Glasmalerei des 20. Jahrhunderts
Die moderne Glasmalerei ist geprägt vom Wechselspiel der graphischen Strenge des Bleirutennetzes mit der Intensität des farbigen Lichtes, das mit seinem lebendigen Wechsel im Tages- und Jahresverlauf in vielfältiger Weise die Atmosphäre der Kirchenbauten und Profanräume seit der Jahrhundertwende bestimmt.
Die Glasmalerei des floralen und des geometrischen Jugendstils hat Teil an den Reformbewegungen, am Symbolismus und der beginnenden Werbegraphik. Plakative Farben und frei fließende pflanzliche Formen beeinflussen die weltliche Glasmalerei, die in den Wohnräumen neue Auftragsgebiete findet. Insbesondere der nachfolgende Stil des Expressionismus aber wirkt besonders auf die Ausdrucksstärke der sakralen Glasfenster.
Johan Thorn Prikker (1868-1932) ist ab 1910 der Erneuerer einer an den mittelalterlichen mosaikartigen Verglasungen orientierten Glasmalerei, die von nun an wieder „mit Glas“ statt „auf Glas“ malt. Paradebeispiel sind die Fenster für die Dreikönigkirche in Neuss von 1911, die nach Kritik erst 1919 wieder eingebaut werden durften. Farbiges Echtantikglas mit Wischungen und Lineaturen in Schwarzlot oder prismatisch sich brechende Dickglasbrocken werden in mystisch wirkenden Farbkontrasten leuchtstark gekoppelt und durch ein konstruktiv strenges Bleirutennetz gestützt.
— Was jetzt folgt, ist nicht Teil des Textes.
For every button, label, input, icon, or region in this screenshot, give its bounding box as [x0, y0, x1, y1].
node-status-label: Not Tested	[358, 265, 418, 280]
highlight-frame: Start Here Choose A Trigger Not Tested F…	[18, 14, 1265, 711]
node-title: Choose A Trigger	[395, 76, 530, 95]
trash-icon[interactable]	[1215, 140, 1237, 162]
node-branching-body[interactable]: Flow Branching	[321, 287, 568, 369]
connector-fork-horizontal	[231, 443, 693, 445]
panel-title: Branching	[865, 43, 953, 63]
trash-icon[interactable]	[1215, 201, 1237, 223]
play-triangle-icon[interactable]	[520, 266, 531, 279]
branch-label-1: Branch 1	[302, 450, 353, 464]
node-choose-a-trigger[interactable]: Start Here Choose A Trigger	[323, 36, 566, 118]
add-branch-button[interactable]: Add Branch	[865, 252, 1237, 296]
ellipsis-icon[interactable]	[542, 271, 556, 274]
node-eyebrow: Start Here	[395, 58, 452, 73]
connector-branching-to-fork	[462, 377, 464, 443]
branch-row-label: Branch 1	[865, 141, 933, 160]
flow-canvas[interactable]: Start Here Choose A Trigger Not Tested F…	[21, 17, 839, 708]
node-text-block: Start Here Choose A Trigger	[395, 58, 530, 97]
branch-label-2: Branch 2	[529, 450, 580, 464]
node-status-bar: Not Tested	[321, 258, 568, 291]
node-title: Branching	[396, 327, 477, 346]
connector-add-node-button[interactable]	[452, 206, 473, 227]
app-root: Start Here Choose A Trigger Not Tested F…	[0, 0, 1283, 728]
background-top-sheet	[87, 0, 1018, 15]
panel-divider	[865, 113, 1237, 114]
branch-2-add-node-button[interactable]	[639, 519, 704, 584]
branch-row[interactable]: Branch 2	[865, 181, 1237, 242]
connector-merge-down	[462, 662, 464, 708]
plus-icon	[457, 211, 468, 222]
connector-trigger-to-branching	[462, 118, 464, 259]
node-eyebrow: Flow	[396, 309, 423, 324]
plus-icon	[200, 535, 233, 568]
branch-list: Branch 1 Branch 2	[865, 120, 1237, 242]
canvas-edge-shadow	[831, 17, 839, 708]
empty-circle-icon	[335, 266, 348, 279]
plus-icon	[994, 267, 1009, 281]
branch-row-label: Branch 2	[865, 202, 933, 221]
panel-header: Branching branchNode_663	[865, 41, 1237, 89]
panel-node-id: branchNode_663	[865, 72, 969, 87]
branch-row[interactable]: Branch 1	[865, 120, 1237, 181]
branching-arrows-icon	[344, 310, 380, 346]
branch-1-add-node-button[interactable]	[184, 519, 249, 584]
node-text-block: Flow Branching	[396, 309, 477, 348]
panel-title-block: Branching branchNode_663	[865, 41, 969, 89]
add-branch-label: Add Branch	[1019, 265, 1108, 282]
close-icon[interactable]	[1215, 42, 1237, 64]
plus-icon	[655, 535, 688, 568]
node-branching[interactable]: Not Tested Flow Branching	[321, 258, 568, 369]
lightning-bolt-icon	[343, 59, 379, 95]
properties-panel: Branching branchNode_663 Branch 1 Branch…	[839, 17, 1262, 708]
Thorn Prikkers Schüler Heinrich Campendonk (1889-1957) und Anton Wendling (1891-1965) entwickeln als Lehrende ab Ende der zwanziger Jahre zusammen mit einer neuorientierten expressionistischen Architektengeneration im Rheinland ein Zentrum für moderne, formstrenge und an einem neuen Liturgieverständnis orientierten Glasfenstergestaltung. Vorbildlich wirkte hier die Ausstattung der Klosterkirche in Marienthal bei Wesel von 1926.
Die Anfang der 1930er Jahre ausgebildete Generation um Wilhelm Teuwen (1908-1967), Georg Meistermann (1911-1990), Maria Katzgrau (1912-1998) , Heinrich Dieckmann (1890-1963) und Josef Strater (1899-1956) sucht nach einer zeitgemäßen, abstrahierenden Bildsprache für sakrale Räume und prägt die Anfänge der Nachkriegskunst im Sinne einer vereinfachenden, archaisch strengen, lyrisch-erzählerischen oder geologisch-abstrakten Formenwelt unter Beibehaltung figürlicher Tendenzen. Georg Meistermann bettet seine Motive zusehends in ein pluralistisch-zersplittertes Gefüge farblich akzentuierter Bruchflächen mit schemenhaft entmaterialisierten Darstellungen.
Darauf verzichten die kurz nach dem Krieg selbstständig werdenden Ludwig Schaffrath (1924), Hubert Spierling (1925), Hans Gottfried von Stockhausen (1920), Wilhelm Buschulte (1923), Joachim Klos (1931), Johannes Schreiter (1930) und Jochem Poensgen (*1931) zugunsten spannungsreich komponierter Grundformen mit einer Tendenz der Schichtung von skizzenhaft-linearen und flächig-farbigen Strukturen.
Von der formstrengen Abstrahierung und ornamentalen Variation der Lichtteppiche des Aachener Doms durch Wendling und Walter Benner (1912-2005) 1951 über die monumentaler werdenden, freien Kompositionen Meistermanns mit dynamischer und meditativer Tendenz bis zu den tektonisch-grafischen und linear fließenden Schichtungen Schaffraths gehen die Künstler intensiv auf die Raumwirkung ein. Sie erweitern aber die technischen und inhaltlichen Möglichkeiten der Glasmalerei um Prismengläser, eine neue Breite der Farbpalette besonders in den Weißtönen, um blickdichte, aber leuchtstarke, opake und opale Gläser, um Betonfenster in Dickglas und um Fusingtechniken mit Schmelzverbindungen collagierter Glasstücke. Graphische Strenge, serielle Struktur, malerischer Reichtum, Einbeziehung des Siebdrucks, der Ätzung und freier organischer Formen zeigen die errungene Bandbreite der individuellen Stile dieser Folgegeneration, welche die zahllosen Neubauten von Kirchen seit den 60er Jahren ausstattet und das Bildprogramm und die zeitgemäße christliche Symbolik zur neuen, Fragen stellenden Aufbruchsstimmung seit dem II. Vatikanischen Konzil bestimmt.